Tanz Dem neue Ballettdirektor Martin Schläpfer gelang die Balance zwischen klassischen und zeitgenössischen Zugängen. Mit seinem "Mahler"-Projekt zeigte er sich als feinfühliger Choreograf, der das Staatsballett bildstark ins Heute führen kann.
Oper für junges Publikum Das Angebot für ein junges Opernpublikum fiel pandemiebedingt mager aus. Die "Zauberflöte für Kinder" in der Dekoration des Opernballs konnte, wie der Ball selbst, nicht stattfinden. Die einzige Produktion in diesem Bereich, "Der Barbier für Kinder", fand zwar im großen Haus statt, erwies sich aber leider als kunterbunte, einfallslose Schablone, die Kinder als Publikum unterschätzt.
Repertoire Dass von Ročićs Saisonplänen nur ein "Scherbenhaufen" übrig blieb, wie er selbst sagte, gilt vor allem für den Repertoire-Betrieb: Der Lockdown sorgte ab November rund sechs Monate für geschlossene Operntüren; die TV-Aufzeichnungen waren dann vor allem für Prestige-Premieren reserviert. Nur wenig Repertoire schaffte es in dieser Zeit auf den Schirm; was stattfand, wurde oft mit ungewohnter Kurzfristigkeit disponiert. Das konnte so weit gehen, dass die Kritiker am Nachmittag zu einer "Figaro"-Aufzeichnung am gleichen Abend eingeladen wurden.
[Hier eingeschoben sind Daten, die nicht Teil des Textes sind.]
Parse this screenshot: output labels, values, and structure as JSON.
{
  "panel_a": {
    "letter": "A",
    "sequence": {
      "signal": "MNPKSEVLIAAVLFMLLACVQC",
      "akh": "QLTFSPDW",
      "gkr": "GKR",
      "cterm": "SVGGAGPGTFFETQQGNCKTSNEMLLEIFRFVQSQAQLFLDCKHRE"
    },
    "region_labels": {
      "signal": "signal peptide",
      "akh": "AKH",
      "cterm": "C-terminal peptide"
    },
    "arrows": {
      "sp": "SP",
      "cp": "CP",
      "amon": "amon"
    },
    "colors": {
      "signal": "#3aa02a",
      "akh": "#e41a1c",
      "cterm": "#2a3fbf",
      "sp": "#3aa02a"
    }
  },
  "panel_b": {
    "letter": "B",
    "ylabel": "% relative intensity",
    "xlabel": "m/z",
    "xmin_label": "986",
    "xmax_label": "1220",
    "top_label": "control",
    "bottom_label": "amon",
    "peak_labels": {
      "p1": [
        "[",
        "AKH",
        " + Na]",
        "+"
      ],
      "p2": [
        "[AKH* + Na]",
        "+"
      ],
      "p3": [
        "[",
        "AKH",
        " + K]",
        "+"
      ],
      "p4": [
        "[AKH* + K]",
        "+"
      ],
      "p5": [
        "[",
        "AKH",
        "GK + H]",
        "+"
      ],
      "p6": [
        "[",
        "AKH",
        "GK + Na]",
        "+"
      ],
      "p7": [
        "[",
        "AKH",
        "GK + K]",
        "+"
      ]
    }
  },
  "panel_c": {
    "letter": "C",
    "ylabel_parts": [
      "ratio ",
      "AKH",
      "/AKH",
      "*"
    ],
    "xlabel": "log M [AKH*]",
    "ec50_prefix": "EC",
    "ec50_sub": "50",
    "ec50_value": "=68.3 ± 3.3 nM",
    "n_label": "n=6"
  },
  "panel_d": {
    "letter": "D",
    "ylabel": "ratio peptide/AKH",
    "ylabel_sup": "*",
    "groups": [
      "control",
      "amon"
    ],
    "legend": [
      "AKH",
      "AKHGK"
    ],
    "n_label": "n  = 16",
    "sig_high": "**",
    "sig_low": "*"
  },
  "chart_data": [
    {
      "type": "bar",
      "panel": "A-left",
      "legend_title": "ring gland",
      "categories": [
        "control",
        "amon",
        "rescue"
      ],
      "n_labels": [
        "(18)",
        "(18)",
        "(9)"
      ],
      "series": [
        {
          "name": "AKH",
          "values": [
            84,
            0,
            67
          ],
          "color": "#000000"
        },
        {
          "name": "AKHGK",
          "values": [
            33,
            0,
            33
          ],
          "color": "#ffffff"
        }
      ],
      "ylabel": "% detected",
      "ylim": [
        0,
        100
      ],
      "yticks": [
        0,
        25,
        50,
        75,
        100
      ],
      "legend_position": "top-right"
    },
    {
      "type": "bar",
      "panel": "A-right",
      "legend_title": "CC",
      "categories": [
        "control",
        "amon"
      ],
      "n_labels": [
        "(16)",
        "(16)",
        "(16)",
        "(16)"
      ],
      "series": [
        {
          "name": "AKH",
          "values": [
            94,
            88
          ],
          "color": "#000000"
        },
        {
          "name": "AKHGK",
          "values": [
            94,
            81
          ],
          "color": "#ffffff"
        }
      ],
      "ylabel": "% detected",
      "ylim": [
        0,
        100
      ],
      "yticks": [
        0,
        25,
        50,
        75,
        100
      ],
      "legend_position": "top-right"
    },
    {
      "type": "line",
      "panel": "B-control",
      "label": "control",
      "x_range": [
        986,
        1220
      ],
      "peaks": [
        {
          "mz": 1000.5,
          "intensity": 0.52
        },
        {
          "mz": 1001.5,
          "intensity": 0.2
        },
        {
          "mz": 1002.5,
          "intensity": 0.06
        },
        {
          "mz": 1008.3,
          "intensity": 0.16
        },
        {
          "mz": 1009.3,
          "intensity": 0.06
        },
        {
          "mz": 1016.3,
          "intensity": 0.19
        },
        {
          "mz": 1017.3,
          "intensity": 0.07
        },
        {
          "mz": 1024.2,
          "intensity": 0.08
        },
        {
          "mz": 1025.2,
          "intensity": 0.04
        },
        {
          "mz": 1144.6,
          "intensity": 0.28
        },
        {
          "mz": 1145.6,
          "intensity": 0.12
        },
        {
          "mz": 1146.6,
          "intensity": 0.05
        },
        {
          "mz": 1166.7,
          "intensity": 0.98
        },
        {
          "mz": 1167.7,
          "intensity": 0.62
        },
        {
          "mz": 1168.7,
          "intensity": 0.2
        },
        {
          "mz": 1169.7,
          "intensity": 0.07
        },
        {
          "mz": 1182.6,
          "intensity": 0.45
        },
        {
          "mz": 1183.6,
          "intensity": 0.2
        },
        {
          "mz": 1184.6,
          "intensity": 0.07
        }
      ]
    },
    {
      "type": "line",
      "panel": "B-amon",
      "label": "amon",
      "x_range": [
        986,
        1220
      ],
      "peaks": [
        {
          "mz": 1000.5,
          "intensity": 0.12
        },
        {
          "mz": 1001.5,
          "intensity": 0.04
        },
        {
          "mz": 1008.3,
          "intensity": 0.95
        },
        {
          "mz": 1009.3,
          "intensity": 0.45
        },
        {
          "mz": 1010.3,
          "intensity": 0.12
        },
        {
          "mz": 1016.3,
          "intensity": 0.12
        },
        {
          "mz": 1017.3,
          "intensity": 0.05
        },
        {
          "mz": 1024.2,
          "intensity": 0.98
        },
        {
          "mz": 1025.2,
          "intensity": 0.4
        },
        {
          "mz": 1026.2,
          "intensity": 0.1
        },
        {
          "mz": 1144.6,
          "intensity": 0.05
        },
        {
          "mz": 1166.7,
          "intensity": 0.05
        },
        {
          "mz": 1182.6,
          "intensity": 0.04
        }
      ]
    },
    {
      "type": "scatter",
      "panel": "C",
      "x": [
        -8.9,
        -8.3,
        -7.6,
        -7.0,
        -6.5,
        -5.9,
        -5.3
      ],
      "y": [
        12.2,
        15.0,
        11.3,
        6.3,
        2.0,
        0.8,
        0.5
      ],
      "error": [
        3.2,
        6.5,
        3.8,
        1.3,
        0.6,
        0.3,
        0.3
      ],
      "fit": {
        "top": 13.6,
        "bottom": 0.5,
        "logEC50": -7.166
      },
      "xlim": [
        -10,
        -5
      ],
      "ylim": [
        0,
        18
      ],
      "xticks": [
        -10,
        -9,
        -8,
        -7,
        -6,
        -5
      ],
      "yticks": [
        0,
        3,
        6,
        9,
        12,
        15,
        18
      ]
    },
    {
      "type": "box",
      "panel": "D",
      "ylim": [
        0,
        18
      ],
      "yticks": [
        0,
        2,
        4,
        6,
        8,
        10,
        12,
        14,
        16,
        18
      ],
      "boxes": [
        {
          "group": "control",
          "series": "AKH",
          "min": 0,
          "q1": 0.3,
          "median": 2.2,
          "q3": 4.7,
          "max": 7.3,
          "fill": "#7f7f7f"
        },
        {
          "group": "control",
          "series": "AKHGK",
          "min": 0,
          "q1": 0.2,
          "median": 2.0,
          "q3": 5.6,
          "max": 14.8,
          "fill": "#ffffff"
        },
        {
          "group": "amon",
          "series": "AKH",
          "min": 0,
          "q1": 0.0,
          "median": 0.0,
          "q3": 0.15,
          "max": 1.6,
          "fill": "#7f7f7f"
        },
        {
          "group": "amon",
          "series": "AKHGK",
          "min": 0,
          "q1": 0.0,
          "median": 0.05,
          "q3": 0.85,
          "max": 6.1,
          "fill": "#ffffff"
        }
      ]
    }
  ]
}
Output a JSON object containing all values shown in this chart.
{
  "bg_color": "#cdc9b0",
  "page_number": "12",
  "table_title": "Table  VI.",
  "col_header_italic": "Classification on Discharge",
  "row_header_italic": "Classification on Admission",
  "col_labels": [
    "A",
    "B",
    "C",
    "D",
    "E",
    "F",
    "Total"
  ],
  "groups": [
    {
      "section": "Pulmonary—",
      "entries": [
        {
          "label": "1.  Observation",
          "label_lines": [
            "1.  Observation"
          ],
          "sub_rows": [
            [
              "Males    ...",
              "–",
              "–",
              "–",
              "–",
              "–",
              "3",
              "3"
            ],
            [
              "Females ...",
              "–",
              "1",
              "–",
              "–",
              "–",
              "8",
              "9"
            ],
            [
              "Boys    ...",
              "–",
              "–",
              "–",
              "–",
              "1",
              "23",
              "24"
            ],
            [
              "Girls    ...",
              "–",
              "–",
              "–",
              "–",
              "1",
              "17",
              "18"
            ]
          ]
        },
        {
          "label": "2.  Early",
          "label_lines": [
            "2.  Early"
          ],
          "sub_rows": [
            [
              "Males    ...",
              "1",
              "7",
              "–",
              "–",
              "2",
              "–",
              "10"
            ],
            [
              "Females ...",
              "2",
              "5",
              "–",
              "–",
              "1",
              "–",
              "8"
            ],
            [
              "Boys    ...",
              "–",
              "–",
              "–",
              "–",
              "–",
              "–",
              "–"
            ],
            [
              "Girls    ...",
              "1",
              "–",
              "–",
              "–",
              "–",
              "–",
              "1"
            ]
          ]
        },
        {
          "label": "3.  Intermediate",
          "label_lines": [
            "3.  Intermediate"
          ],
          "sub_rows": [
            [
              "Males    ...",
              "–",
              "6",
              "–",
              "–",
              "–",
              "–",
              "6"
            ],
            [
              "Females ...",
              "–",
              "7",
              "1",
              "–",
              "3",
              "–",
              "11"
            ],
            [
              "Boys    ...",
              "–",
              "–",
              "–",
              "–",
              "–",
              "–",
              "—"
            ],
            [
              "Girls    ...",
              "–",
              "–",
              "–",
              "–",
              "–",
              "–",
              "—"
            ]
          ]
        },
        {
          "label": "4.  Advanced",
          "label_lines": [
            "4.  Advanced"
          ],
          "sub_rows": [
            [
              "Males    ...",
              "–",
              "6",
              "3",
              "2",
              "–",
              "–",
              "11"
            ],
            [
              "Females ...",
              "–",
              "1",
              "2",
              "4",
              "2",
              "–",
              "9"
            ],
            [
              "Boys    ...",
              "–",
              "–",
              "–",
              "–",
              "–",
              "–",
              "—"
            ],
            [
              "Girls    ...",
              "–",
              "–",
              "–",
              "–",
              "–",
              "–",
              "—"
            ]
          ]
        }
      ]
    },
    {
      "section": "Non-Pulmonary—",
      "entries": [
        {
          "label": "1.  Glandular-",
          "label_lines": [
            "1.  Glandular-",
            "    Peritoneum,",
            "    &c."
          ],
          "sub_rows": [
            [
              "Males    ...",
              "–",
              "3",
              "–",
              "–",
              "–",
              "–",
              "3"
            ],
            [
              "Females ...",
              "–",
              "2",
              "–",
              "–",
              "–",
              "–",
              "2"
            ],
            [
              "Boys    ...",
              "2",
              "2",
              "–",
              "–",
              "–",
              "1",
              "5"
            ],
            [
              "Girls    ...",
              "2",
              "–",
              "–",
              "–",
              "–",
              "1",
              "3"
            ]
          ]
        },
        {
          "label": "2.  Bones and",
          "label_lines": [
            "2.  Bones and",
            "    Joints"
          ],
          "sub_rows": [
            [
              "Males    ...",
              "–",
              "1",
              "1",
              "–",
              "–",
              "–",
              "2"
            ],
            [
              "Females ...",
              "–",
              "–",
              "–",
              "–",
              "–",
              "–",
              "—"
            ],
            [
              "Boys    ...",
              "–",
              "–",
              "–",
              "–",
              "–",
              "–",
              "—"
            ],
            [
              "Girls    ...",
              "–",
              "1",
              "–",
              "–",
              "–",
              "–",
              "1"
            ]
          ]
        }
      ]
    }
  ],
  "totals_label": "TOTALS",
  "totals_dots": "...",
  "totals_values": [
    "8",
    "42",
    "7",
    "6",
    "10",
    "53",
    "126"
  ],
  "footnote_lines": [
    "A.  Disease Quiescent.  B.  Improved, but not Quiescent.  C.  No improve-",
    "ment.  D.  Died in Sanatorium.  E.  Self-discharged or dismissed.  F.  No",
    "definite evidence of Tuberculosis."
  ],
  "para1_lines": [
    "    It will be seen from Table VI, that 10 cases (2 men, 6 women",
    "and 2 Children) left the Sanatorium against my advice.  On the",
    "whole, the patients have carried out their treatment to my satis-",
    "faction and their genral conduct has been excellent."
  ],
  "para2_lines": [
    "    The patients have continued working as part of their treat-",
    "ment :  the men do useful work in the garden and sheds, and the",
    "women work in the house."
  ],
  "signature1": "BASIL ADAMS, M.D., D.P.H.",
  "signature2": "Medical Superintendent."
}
Die Regiearbeiten, die die neue Direktion aus dem Fundus geholt hat, sind veritable Klassiker: die "Tosca" von Margarethe Wallmann, auch die "Elektra" in der Inszenierung von Harry Kupfer, deren Bewegungsregie bei der Wiederaufnahme unverhofft drahtig geriet. Erfrischend auch, dass Ročić den "Don Carlos" in der Lesart von Regietheater-Legende Peter Konwitschny reaktiviert hat. Dabei erzielte diese Wiederaufnahme eine überraschende Wirkung, denn sie entzweite das Publikum ähnlich stark wie die Premiere 2004. Auf den Schlussvorhang folgte ein Scharmützel zwischen Bravo- und Buhrufen. Eine Aufführung mit Erinnerungswert - und ein Beweis dafür, welche Gefühlsintensität ein Opernabend auszulösen vermag, der nicht mit sattem Zufriedenheitsapplaus endet.
Pandemie/Digitales Angebot Die Staatsoper hat - im Unterschied zu anderen - schnell reagiert auf die Schließungen und den Weg zu ihrer Klientel geändert: Die Premieren wurden gestreamt sowie via ORF übertragen. Ein kluger Schachzug, um sowohl den Kontakt zum Publikum als auch zu den Künstlern nicht zu verlieren. Die digitalen Einführungsmatineen, die dafür entstanden sind, erwiesen sich als voller Erfolg, sie dürfen nach der Pandemie bleiben. Die Digitalisierung nutzte das Haus aber auch für eine ungewohnte Aktion: Die Architekturführungen, bei denen sich Besucher selbst mittels QR-Codes durch das Gebäude lotsen konnten, brachten neues Publikum und verankerten die Oper ein Stück mehr in der Stadt. Damit hat Ročić eines seiner Kernziele, nämlich das Haus zu öffnen, trotz widrigster Umstände zumindest ein klein wenig umsetzen können.
Insgesamt Respekt: Künstlerisch hat Ročić weitaus mehr bewegt, als unter den Pandemiefesseln denkbar schien. Wie seine Programmpolitik beim Publikum ankommt, wird sich aber erst ab Herbst herauskristallisieren - wenn die Sänger, so Delta und Co. es zulassen, wieder an jedem Abend vor vollem Saal spielen.